Someone Needs to Invent

It looks like this topic was brought up in 2008. I think it’s time it was revisited.

A couch cover that stays on the couch. I keep our couch and loveseat covered because that’s where the dogs can usually be found. I’ve tried covers specifically made for dogs, blankets, sheets, actual couch covers but with all of them, I am constantly adjusting and retucking. I must spend a total of an hour every day doing this. It drives me crazy. It also needs to be easily washed and dried and easy to put on.

A clothes dryer where the vent outlet is somewhere accessible.

A de-pickler for cucumbers, for when you’ve turned too many of your cucumbers into pickles and the Mrs. announces she wants fresh cucumber slices on her salad.

A de-pickler would be handy for turning alcoholics back into normal drinkers too, and about as possible as the cucumber one. .

Honestly, any appliance where things you’re supposed to clear regularly are accessible. I was recently trying to diagnose a problem with my dishwasher, and one suggested fix was to clean the filters, which you’re apparently supposed to do regularly. Except the filter was placed on the very bottom of the dishwasher, at the very back, and held on by four small screws that were very hard to remove. We ended up having to have a small child crawl halfway into the thing to get those screws out!

Testify!

If you ever get tired of going by Q-t-M, I think The De-pickler would be a socko moniker!

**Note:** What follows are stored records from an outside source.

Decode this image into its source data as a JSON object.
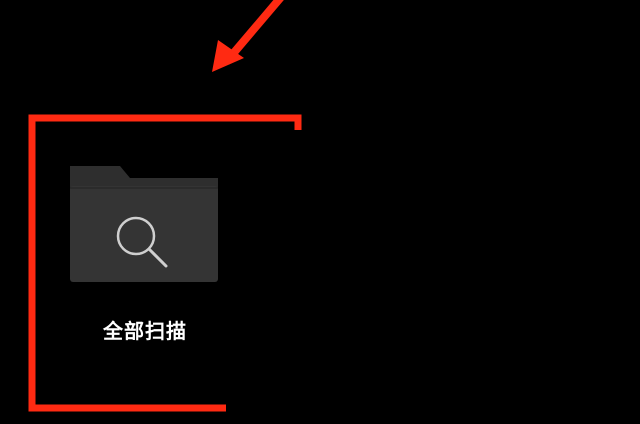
{
  "colors": {
    "background": "#000000",
    "annotation": "#ff2a12",
    "folder": "#343434",
    "folder_tab": "#2e2e2e",
    "icon_stroke": "#cfcfcf",
    "label": "#ffffff"
  },
  "tile": {
    "label": "全部扫描",
    "icon": "folder-search-icon"
  },
  "annotations": {
    "arrow_icon": "arrow-pointer-icon",
    "frame": "highlight-bracket"
  }
}
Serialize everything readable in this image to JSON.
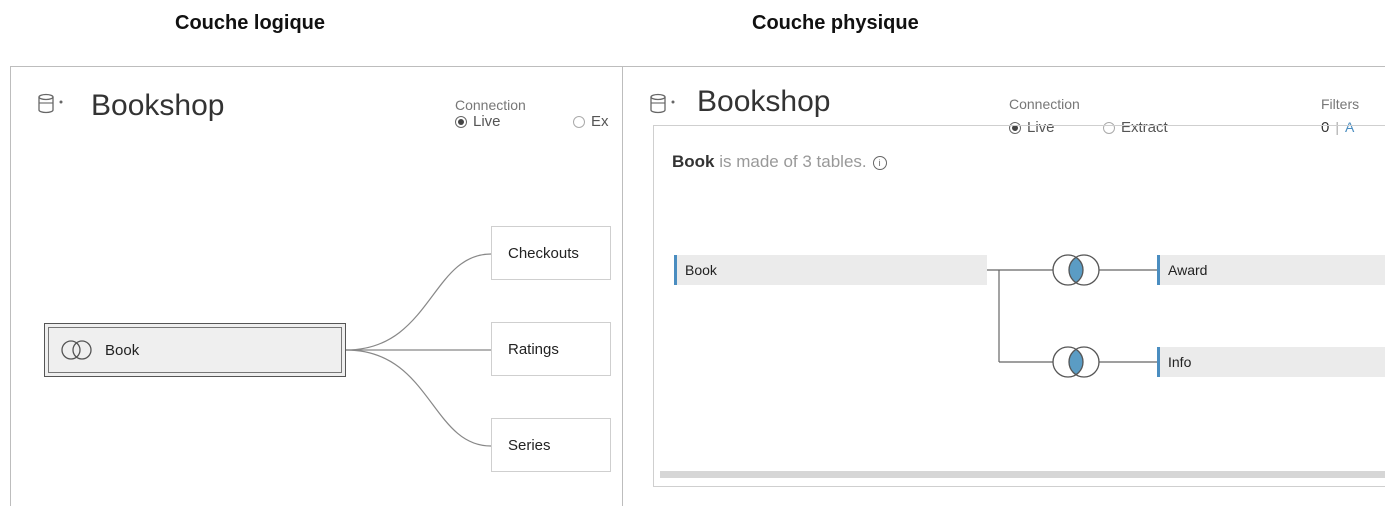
{
  "headings": {
    "left": "Couche logique",
    "right": "Couche physique"
  },
  "logical": {
    "datasource_title": "Bookshop",
    "connection_label": "Connection",
    "connection_options": [
      "Live",
      "Ex"
    ],
    "selected_connection": "Live",
    "root_table": "Book",
    "related_tables": [
      "Checkouts",
      "Ratings",
      "Series"
    ]
  },
  "physical": {
    "datasource_title": "Bookshop",
    "connection_label": "Connection",
    "connection_options": [
      "Live",
      "Extract"
    ],
    "selected_connection": "Live",
    "filters_label": "Filters",
    "filters_count": "0",
    "filters_link": "A",
    "made_of_table": "Book",
    "made_of_text": " is made of 3 tables.",
    "tables": [
      "Book",
      "Award",
      "Info"
    ]
  },
  "colors": {
    "accent": "#4a8dc0",
    "join_fill": "#5b9cc4",
    "panel_border": "#bdbdbd"
  }
}
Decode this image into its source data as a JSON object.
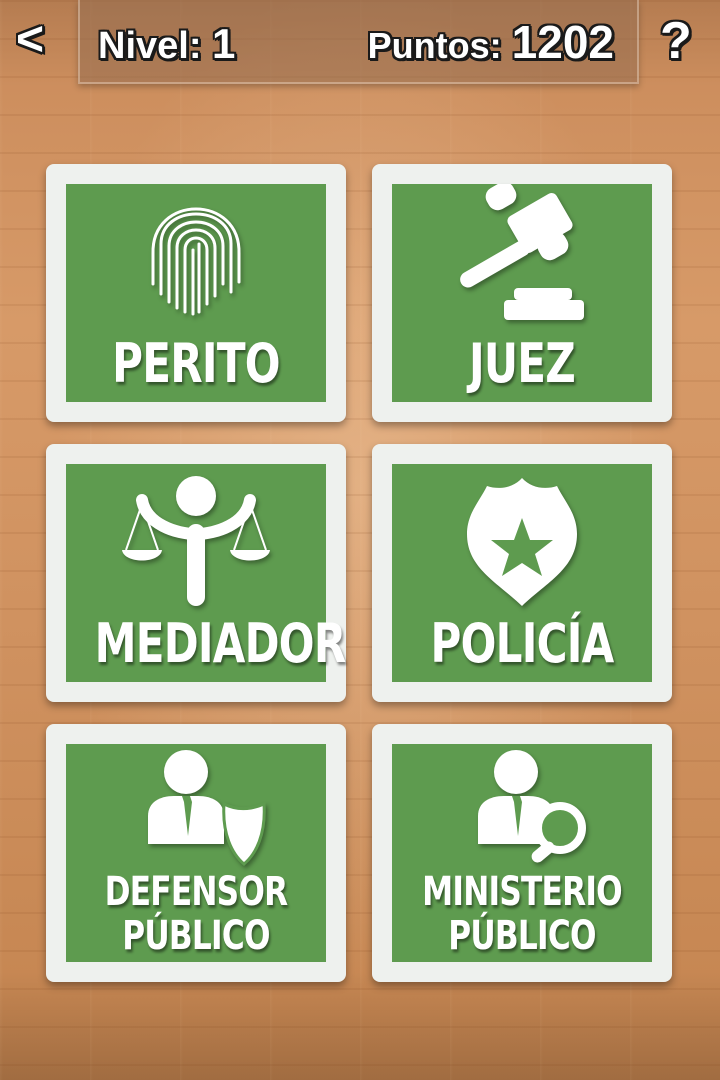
{
  "header": {
    "back_label": "<",
    "level_label": "Nivel:",
    "level_value": "1",
    "points_label": "Puntos:",
    "points_value": "1202",
    "help_label": "?"
  },
  "colors": {
    "card_frame": "#eef1ee",
    "card_fill": "#5e9b4f",
    "text": "#ffffff"
  },
  "cards": [
    {
      "label": "PERITO",
      "icon": "fingerprint-icon"
    },
    {
      "label": "JUEZ",
      "icon": "gavel-icon"
    },
    {
      "label": "MEDIADOR",
      "icon": "scales-person-icon"
    },
    {
      "label": "POLICÍA",
      "icon": "police-badge-icon"
    },
    {
      "label_line1": "DEFENSOR",
      "label_line2": "PÚBLICO",
      "icon": "person-shield-icon"
    },
    {
      "label_line1": "MINISTERIO",
      "label_line2": "PÚBLICO",
      "icon": "person-magnifier-icon"
    }
  ]
}
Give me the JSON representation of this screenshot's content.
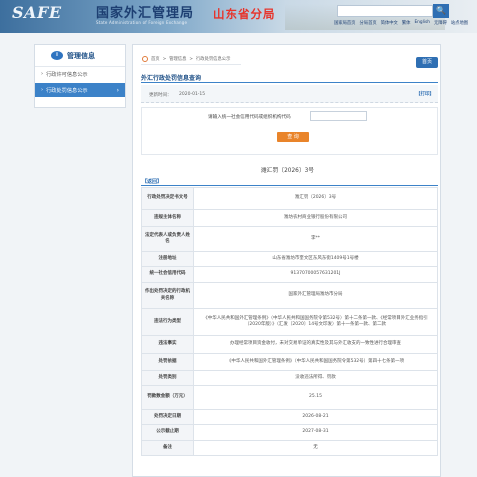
{
  "header": {
    "logo": "SAFE",
    "bureau_cn": "国家外汇管理局",
    "bureau_en": "State Administration of Foreign Exchange",
    "branch": "山东省分局",
    "search_button": "🔍",
    "top_links": [
      "国家局首页",
      "分局首页",
      "简体中文",
      "繁体",
      "English",
      "无障碍",
      "站点地图"
    ]
  },
  "sidebar": {
    "title": "管理信息",
    "icon_text": "i",
    "items": [
      {
        "label": "行政许可信息公示",
        "active": false
      },
      {
        "label": "行政处罚信息公示",
        "active": true
      }
    ]
  },
  "breadcrumb": [
    "首页",
    "管理信息",
    "行政处罚信息公示"
  ],
  "home_button": "首页",
  "page_title": "外汇行政处罚信息查询",
  "meta": {
    "date_label": "更新时间：",
    "date_value": "2020-01-15",
    "print_label": "【打印】"
  },
  "query": {
    "label": "请输入统一社会信用代码或组织机构代码",
    "input_value": "",
    "button": "查 询"
  },
  "doc_no": "潍汇罚〔2026〕3号",
  "back_label": "【返回】",
  "rows": [
    {
      "key": "行政处罚决定书文号",
      "value": "潍汇罚〔2026〕3号",
      "h": 22
    },
    {
      "key": "违规主体名称",
      "value": "潍坊农村商业银行股份有限公司",
      "h": 17
    },
    {
      "key": "法定代表人或负责人姓名",
      "value": "李**",
      "h": 25
    },
    {
      "key": "注册地址",
      "value": "山东省潍坊市奎文区东风东街1409号1号楼",
      "h": 15
    },
    {
      "key": "统一社会信用代码",
      "value": "91370700057631201J",
      "h": 16
    },
    {
      "key": "作出处罚决定的行政机关名称",
      "value": "国家外汇管理局潍坊市分局",
      "h": 26
    },
    {
      "key": "违法行为类型",
      "value": "《中华人民共和国外汇管理条例》（中华人民共和国国务院令第532号）第十二条第一款、《经常项目外汇业务指引（2020年版）》（汇发〔2020〕14号文印发）第十一条第一款、第二款",
      "h": 27
    },
    {
      "key": "违法事实",
      "value": "办理经常项目资金收付，未对交易单证的真实性及其与外汇收支的一致性进行合理审查",
      "h": 18
    },
    {
      "key": "处罚依据",
      "value": "《中华人民共和国外汇管理条例》（中华人民共和国国务院令第532号）第四十七条第一项",
      "h": 17
    },
    {
      "key": "处罚类别",
      "value": "没收违法所得、罚款",
      "h": 15
    },
    {
      "key": "罚款数金额（万元）",
      "value": "25.15",
      "h": 24
    },
    {
      "key": "处罚决定日期",
      "value": "2026-08-21",
      "h": 15
    },
    {
      "key": "公示截止期",
      "value": "2027-08-31",
      "h": 16
    },
    {
      "key": "备注",
      "value": "无",
      "h": 15
    }
  ]
}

Sounds like an arch-enemy for the Condiment King.

^ You made my day!

Seat belts that actually retract.

A smartphone keyboard app that detects accidental touches. Just delay closing the keyborad for a short period, and then don’t close it if the person keeps on typing.

You’ve all heard of stents, those little springy tubes a surgeon can put into a coronary artery by remote control to forestall having to do a full-scale bypass surgery. Why can’t somebody make one for prostates?

I want some enterprising genetic engineer to produce a critter that is basically a stomach and a tooth. You feed it, and it produces ivory. It’s purpose is to make ivory so plentiful, and so cheap, that elephant-poaching becomes unprofitable.

Seat belts that don’t get caught in the car door.

The shoulder belt needs to come out of the seat itself (up near the headrest) and not off the doorframe where it cuts your frickin’ throat.

Mrs. L remarked tonight that our Subaru’s often fail to retract. My bro said one time he thought it was an issue with Japanese cars. I’ve noticed they don’t always retract on our Korean car, too. Pick as many as you need (I realize some people have multiple cars and may have mixed results).

  • I own a Japanese car…the seatbelts retract just fine
  • I own a Japanese car…the seatbelts don’t always retract
  • I own a Korean car…the seatbelts retract just fine
  • I own a Korean car…the seatbelts don’t always retract
  • I own a European car…the seatbelts retract just fine
  • I own a European car…the seatbelts don’t always retract
  • I own an American car…the seatbelts retract just fine
  • I own an American car…the seatbelts don’t always retract
  • Other
0 voters

A compartment in your car to keep your pizza or fast-food warm on the drive home.

An anti-microwave, that would rapidly cool or freeze food or drinks in like 30 seconds

Here you go:

AntiGriddle

Seat belts that are designed for people with breasts.

Teleportation. Think of a place you want to be, and bingo you are there.

Yeah, I know. I might have to wait a bit.

Seatbelts that are constructed of a couple dozen 1mm Kevlar cords loosely woven into a tube, with no buckle: you put the belt into a metal hook (sort of like a one-and-a-half-turn corkscrew) that holds it securely without any mechanical parts, and the tube flattens out where it lays on you (I absolutely despise the edges of seatbelts, and those fleece things always have to be slid into place).